Inspired by her own personal involvement in 'No More Silence' -- a coalition created to call attention to Indigenous women across Canada who have been murdered or gone missing -- Fornow tosses aside country's typical "he done me wrong" woes in favour of more intense subject matter on the new seven-inch.
"The story is told from the perspective of a woman who inherits a slum from her father and [becomes] its superintendent and then a tenant that she befriends goes missing," says Fornow of the song featured on the record's A side.
"I also drew inspiration from an Aboriginal author named Lee Maracle who wrote a poem about a woman called Helen Betty Osborne who was murdered [in 1971] and the police never investigated it 'til years later. I realized through her writing that here had been this entire school of Aboriginal writers in Canada who had written poems for Helen Betty Osborne but there weren't many white writers who had written about it."

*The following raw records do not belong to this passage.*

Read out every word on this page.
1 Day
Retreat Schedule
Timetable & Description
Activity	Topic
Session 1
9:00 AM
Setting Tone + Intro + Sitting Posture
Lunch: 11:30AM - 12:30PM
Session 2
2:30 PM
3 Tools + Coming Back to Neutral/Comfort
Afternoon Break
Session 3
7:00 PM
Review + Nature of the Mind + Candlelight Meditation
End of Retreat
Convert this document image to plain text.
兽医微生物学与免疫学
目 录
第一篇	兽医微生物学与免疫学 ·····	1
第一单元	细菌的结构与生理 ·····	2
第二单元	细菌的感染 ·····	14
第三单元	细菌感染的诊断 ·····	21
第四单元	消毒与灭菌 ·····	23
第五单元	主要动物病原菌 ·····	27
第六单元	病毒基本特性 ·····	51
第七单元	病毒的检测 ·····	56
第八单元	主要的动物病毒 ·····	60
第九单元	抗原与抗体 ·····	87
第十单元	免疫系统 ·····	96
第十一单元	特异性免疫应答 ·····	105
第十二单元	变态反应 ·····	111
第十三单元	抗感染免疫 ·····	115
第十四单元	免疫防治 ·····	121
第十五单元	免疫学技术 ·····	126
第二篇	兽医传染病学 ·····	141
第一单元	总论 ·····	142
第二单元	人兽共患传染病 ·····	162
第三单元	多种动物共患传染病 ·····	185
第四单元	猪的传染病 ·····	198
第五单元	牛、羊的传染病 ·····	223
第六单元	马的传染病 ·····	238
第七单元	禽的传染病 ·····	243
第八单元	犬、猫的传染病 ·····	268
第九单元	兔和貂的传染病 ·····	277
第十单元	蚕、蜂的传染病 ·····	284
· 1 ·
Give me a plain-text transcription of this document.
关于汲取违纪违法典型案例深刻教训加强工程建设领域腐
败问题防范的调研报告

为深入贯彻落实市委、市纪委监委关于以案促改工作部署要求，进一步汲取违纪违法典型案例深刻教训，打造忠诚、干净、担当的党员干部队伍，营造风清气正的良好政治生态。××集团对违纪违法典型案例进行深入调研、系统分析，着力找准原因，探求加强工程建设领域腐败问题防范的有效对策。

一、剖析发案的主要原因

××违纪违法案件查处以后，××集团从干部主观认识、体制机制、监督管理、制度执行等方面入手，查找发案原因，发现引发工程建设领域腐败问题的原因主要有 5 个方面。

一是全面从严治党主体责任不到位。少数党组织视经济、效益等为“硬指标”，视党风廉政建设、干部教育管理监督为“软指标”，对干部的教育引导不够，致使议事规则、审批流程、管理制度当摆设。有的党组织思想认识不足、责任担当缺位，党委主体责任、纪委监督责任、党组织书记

Given Fornow's desire to use One Hundred Dollars as a platform to address pressing social issues, it shouldn't be a surprise that the folky collective has a close relationship with F---ed Up, another Toronto band praised for its work to raise the profile of some of Canada's more marginalized citizens. (Like their upcoming, star-studded charity cover song 'Do They Know It's Christmas').
According to Fornow, it was actually this friendship that helped to set the 'Regional Seven-Inch Series' in motion. "F---ed Up commissioned us to do a cover of 'Blaze of Glory' off 'Hidden World' in 2007 and Deranged heard it and asked us if they could release it. We weren't really that interested, but we came up with this idea of doing original seven-inches and asked if Deranged would be interested in participating in that," explains Fornow.
The series' first seven-inch, '14th Floor,' was released by Block Recording Club earlier this year and is about a cancer hospital in Toronto where guitarist/songwriter Ian Russell received leukemia treatment in 2007 (and where he co-wrote much of last year's debut album 'Forest of Tears'). Future singles will revolve around subjects like work shortages in St. John's, Newfoundland and the oil economy in Fort McMurray, Alberta.